Slice the potato in half and scoop out the filling with a spoon, keeping the skin as intact as possible (it will be a little fragile), and mash with a fork. Cut the radishes into matchsticks. Thinly slice the jalapeño.
Warm the butter in a large frying pan, add the jalapeño and fry fo
r two minutes, then tip in the drained beans. Stir in the mashed sweet potato, season and cook for three or four minutes. Tear the mozzarella into pieces and add to the sweet potato, then spoon back into the potato skins.
Scatter the matchstick radishes over the top and serve.
• You can use a floury maincrop potato instead should you wish, but the sweet potato seems to sit particularly happily with the beans and the coolness of the mozzarella.
• Use whatever beans you have to hand. Haricot, cannellini and butter beans will all fit the bill.
• The radishes add a pleasing crunch to each mouthful of soft potato and cheese. Use mooli if you prefer, or cool, crisp cucumber.
SWEET POTATOES, TOMATOES
Soft, spiced mash. Sharp, sweet, roast tomatoes.
Serves 3–4
sweet potatoes 850g
cherry tomatoes on the vine 500g
olive oil 8 tablespoons
onions, medium 2
garlic 2 medium cloves
ground turmeric 2 level teaspoons
yellow mustard seeds 3 teaspoons
Set the oven at 200°C/Gas 6. Peel the sweet potatoes, cut them in half lengthways, then into thick chunks, as you might for boiling. Place in a steamer basket over a pot of boiling water, then cover with a tight lid and let them steam to tenderness – a matter of twenty minutes or so. Test them every five minutes with a skewer.
Put the tomatoes in a shallow baking dish, tossing them with half the olive oil and grinding over just a little salt. Roast for about twenty minutes until their skins have blackened. While the sweet potatoes steam and the tomatoes roast, peel and thinly slice the onions, and cook them in the remaining olive oil in a shallow pan until they are soft and golden. Peel and thinly slice the garlic and stir it into the softening onions. When the onions and garlic are soft and golden, scoop them out into a small bowl.

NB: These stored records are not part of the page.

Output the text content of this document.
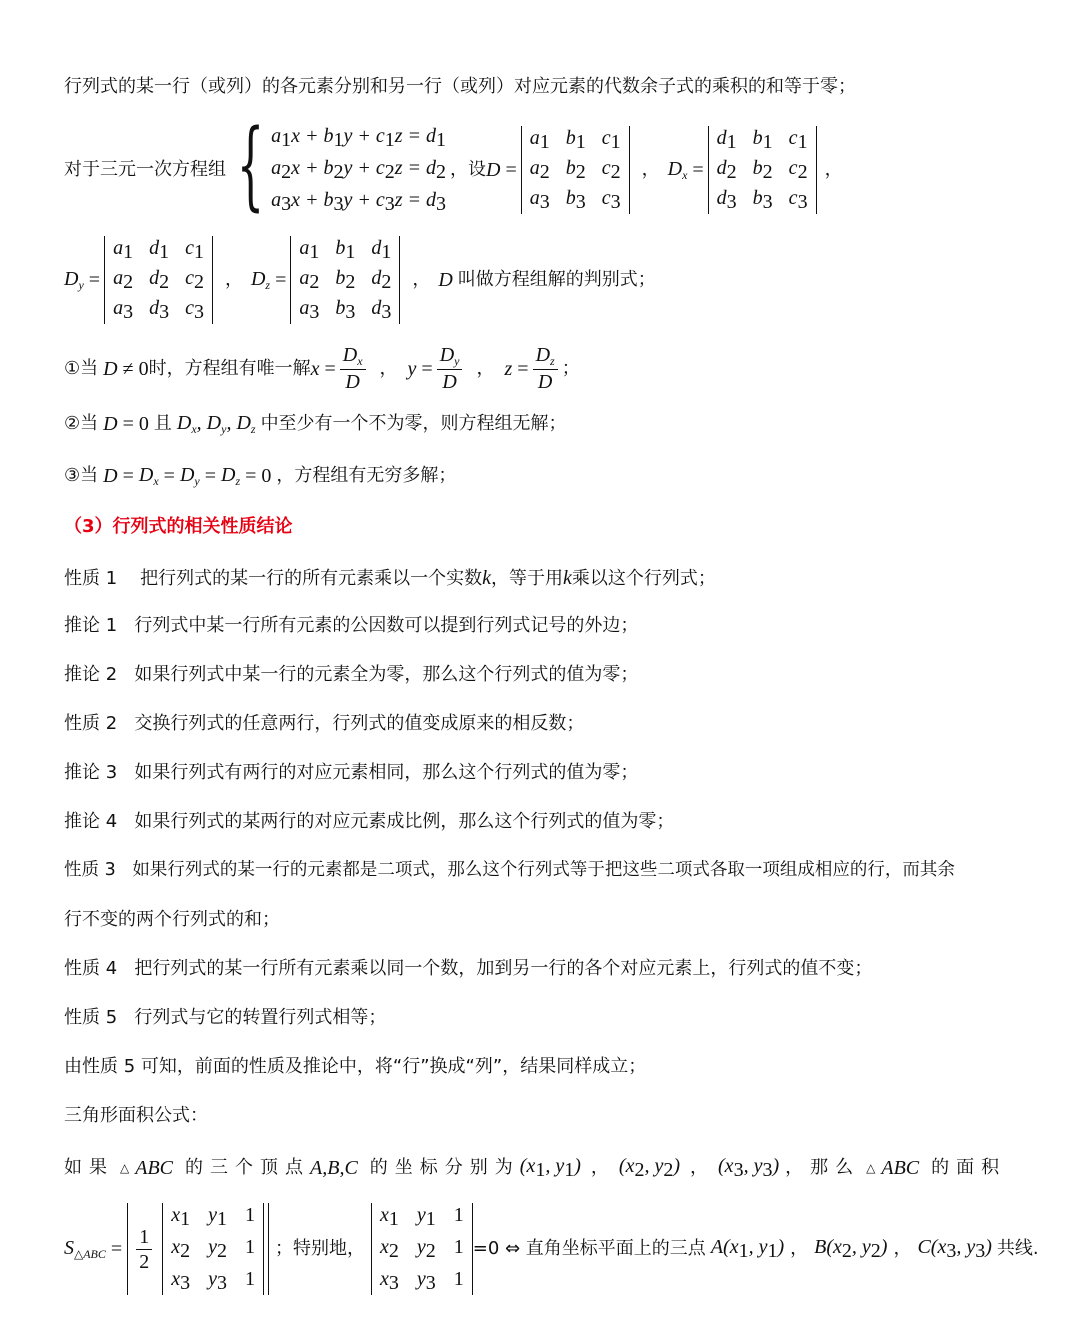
行列式的某一行（或列）的各元素分别和另一行（或列）对应元素的代数余子式的乘积的和等于零；
对于三元一次方程组 { $a_1x + b_1y + c_1z = d_1$
$a_2x + b_2y + c_2z = d_2$
$a_3x + b_3y + c_3z = d_3$
，设 D =
$a_1$ $b_1$ $c_1$
$a_2$ $b_2$ $c_2$
$a_3$ $b_3$ $c_3$
， $D_x$ =
$d_1$ $b_1$ $c_1$
$d_2$ $b_2$ $c_2$
$d_3$ $b_3$ $c_3$
，
$D_y$ =
$a_1$ $d_1$ $c_1$
$a_2$ $d_2$ $c_2$
$a_3$ $d_3$ $c_3$
， $D_z$ =
$a_1$ $b_1$ $d_1$
$a_2$ $b_2$ $d_2$
$a_3$ $b_3$ $d_3$
， D 叫做方程组解的判别式；
①当 D ≠ 0 时，方程组有唯一解 $x = \frac{D_x}{D}$ ， $y = \frac{D_y}{D}$ ， $z = \frac{D_z}{D}$ ；
②当 D = 0 且 $D_x$, $D_y$, $D_z$ 中至少有一个不为零，则方程组无解；
③当 $D = D_x = D_y = D_z = 0$ ，方程组有无穷多解；
（3）行列式的相关性质结论
性质 1 把行列式的某一行的所有元素乘以一个实数k，等于用k乘以这个行列式；
推论 1 行列式中某一行所有元素的公因数可以提到行列式记号的外边；
推论 2 如果行列式中某一行的元素全为零，那么这个行列式的值为零；
性质 2 交换行列式的任意两行，行列式的值变成原来的相反数；
推论 3 如果行列式有两行的对应元素相同，那么这个行列式的值为零；
推论 4 如果行列式的某两行的对应元素成比例，那么这个行列式的值为零；
性质 3 如果行列式的某一行的元素都是二项式，那么这个行列式等于把这些二项式各取一项组成相应的行，而其余
行不变的两个行列式的和；
性质 4 把行列式的某一行所有元素乘以同一个数，加到另一行的各个对应元素上，行列式的值不变；
性质 5 行列式与它的转置行列式相等；
由性质 5 可知，前面的性质及推论中，将“行”换成“列”，结果同样成立；
三角形面积公式：
如果 △ ABC 的三个顶点 A,B,C 的坐标分别为 ($x_1$, $y_1$) ， ($x_2$, $y_2$) ， ($x_3$, $y_3$) ，那么 △ ABC 的面积
$S_{\triangle ABC} = \frac{1}{2}$
$x_1$ $y_1$ 1
$x_2$ $y_2$ 1
$x_3$ $y_3$ 1
；特别地，
$x_1$ $y_1$ 1
$x_2$ $y_2$ 1
$x_3$ $y_3$ 1
=0 ⇔ 直角坐标平面上的三点 $A(x_1$, $y_1$) ， $B(x_2$, $y_2$) ， $C(x_3$, $y_3$) 共线.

Drain the juices from the tomatoes into the pan used for the onions and place over a moderate heat. Stir in the turmeric, letting it sizzle for a moment, then add the mustard seeds and a little black pepper. As soon as the mustard seeds start to pop, remove from the heat. Mash the sweet potatoes with a potato masher, then stir in the turmeric, mustard seeds and cooking juices.
Spoon the spiced sweet potato mash on to plates, then add the cooked onions and garlic and the roast tomatoes.
• As the tomatoes roast, their juices will leak into the olive oil, forming a sweet-sharp base for the mustard seeds and turmeric. A handful of curry leaves, tossed in with the mustard seeds, wouldn’t go amiss. Let the leaves warm for a minute or two in the hot oil with the mustard seeds, just long enough to lightly infuse the dressing with their earthy warmth.
My father’s generation wouldn’t have countenanced salad on a winter’s day. But our eating moves on. Winter leaves, particularly the chicories, come into their own in cold weather; apples and pears are at their juiciest on a crisp autumn day; nuts and mushrooms are some of the finest ingredients the season has to offer.
On a golden autumn afternoon, I will make a salad of soft, freckled leaves of lettuce, with blackberries and blue cheese, and toss them in a dressing of cider vinegar and walnuts. As the nights draw in, mushrooms will be marinated with orange juice and sherry vinegar, then sprinkled with toasted hazelnuts and toasted white breadcrumbs. In deep midwinter, beetroots will be baked and eaten warm with white-tipped radishes, mint and segments of blood orange.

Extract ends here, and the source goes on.